As I sat at the meeting table, basking in these thoughts, a hand was placed on my shoulder, causing my body to jump before relaxing into the feeling of it. I didn't have to look up to know who it was as I allowed him to sit beside me.

"You know that you can talk to me about it, right?" Luke's voice offered gently, forcing me to look at him and take in his statement.
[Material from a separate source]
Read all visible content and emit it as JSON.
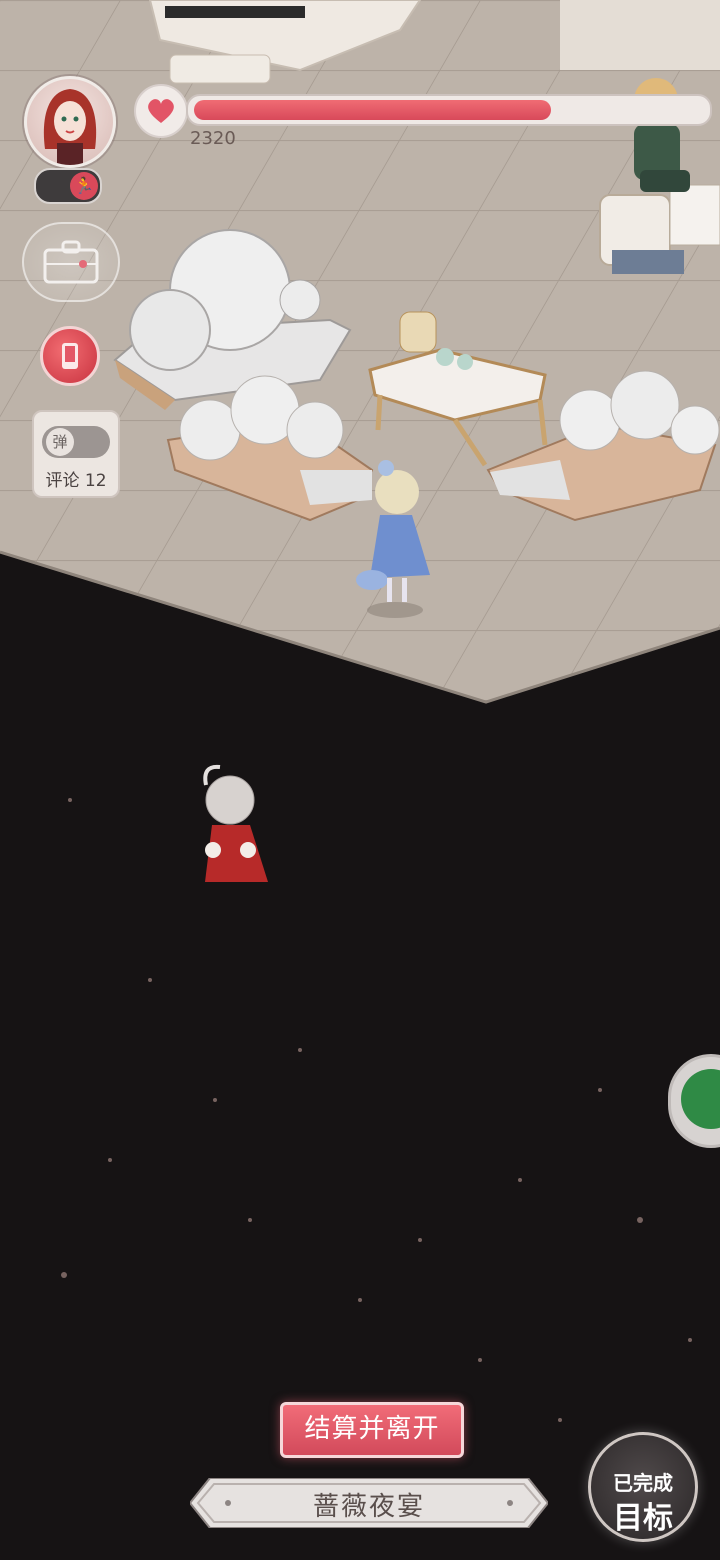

A sigh made its way through my lips as I looked down at my hands encasing a cup of hot chocolate, the tunnels feeling especially cold due to the winter coming upon us. "It's been three months since you rescued me." I looked back up into his baby blue eyes, mine filling with tears as I attempted to keep all of my emotions at bay. "I shouldn't be like this still," I cried as his arms wrap around my frame, pulling my rolling chair closer to him.

"We can always go back to therapy," he offered, raking his hands through my hair. "We can talk about it." I shook my head at his offer, knowing that he would offer that option up as soon as I had opened my mouth. While I knew it was his way of assuring me that he wanted me to get better, I never saw therapy as getting better. Therapy was like entering one of those rooms again and being held captive as they forced me to speak about my feelings.

I didn't expect Luke to understand the depths of my mental hell, but I thought that maybe after a few weeks of not returning to the mental health professionals within the colony, that he would understand and drop the issue; however, he didn't. 

"Melissa, we didn't even complete the first month before you said that you were done," he tried once more, rubbing my shoulder gentle as he knelt on his knee beside me with a gloomy expression filling his tired features. "You need to give it time." He whispered his last words, but I couldn't help but take offense to the syllables that were meant in the sweetest of ways.